Resistance to the US occupation is centred on the Sunni Muslim towns and cities on the rivers Tigris and Euphrates, north of Baghdad. Saddam Hussein was born near Tikrit, and enjoyed strong support in the region. The so-called Sunni Triangle, where US troops frequently come under attack, has extended further north in the past month, with an increasing number of incidents in and around Mosul and Kirkuk.

Earlier yesterday Paul Wolfowitz, the US Deputy Defence Secretary, visited soldiers in Tikrit, and praised Iraqis who were joining the defence forces. He said: "These young Iraqis are stepping forward to fight for their country along with us. It is a wonderful success story."

But people in the Sunni area show antipathy towards the occupation. In towns such as Hawaija, west of Kirkuk, and Baiji further south, walls are covered with pro-Saddam slogans. Sheikhs who were formerly friendly to US commanders say their lives are now in danger.

Even in the Sunni district favoured by the former Iraqi regime there were many who, at the time, were relieved by the fall of Saddam.

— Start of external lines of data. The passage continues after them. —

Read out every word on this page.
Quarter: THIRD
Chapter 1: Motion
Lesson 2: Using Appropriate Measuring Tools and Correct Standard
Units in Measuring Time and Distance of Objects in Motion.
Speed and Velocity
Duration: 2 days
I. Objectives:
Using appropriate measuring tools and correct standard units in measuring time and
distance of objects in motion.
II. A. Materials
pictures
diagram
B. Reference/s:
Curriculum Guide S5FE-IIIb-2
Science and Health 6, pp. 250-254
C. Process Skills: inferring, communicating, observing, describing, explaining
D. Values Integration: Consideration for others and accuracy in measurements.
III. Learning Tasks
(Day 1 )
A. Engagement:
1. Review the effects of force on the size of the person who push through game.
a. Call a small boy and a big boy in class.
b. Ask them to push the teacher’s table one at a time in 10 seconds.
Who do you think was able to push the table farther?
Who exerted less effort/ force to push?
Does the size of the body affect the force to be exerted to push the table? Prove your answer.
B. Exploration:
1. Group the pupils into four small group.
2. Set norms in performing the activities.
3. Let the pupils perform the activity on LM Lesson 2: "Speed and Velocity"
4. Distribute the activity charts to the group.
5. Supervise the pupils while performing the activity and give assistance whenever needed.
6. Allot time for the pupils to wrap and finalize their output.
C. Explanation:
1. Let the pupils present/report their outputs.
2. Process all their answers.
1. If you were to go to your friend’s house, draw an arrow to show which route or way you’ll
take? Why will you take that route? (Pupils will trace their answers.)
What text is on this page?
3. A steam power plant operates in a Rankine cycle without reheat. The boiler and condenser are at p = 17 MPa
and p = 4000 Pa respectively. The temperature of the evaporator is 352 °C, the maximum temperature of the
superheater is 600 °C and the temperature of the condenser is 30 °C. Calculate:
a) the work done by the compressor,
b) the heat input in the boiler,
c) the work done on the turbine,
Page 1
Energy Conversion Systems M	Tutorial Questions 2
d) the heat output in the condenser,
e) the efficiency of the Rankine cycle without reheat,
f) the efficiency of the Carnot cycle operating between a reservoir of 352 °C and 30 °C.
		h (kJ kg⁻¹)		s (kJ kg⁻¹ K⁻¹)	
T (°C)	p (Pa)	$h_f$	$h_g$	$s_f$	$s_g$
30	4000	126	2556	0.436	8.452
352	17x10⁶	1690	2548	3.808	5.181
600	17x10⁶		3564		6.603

But the lack of jobs, dismissal of former Baathists, disbandment of the army and anger at US raids, patrols and checkpoints has led to a change in mood with many asserting they were better off under the regime.

With the holy month of Ramadan about to begin, commanders are warning US troops that it would be insensitive to smoke, eat or swig water in front of Iraqis who are fasting and abstaining from tobacco from dawn to sunset.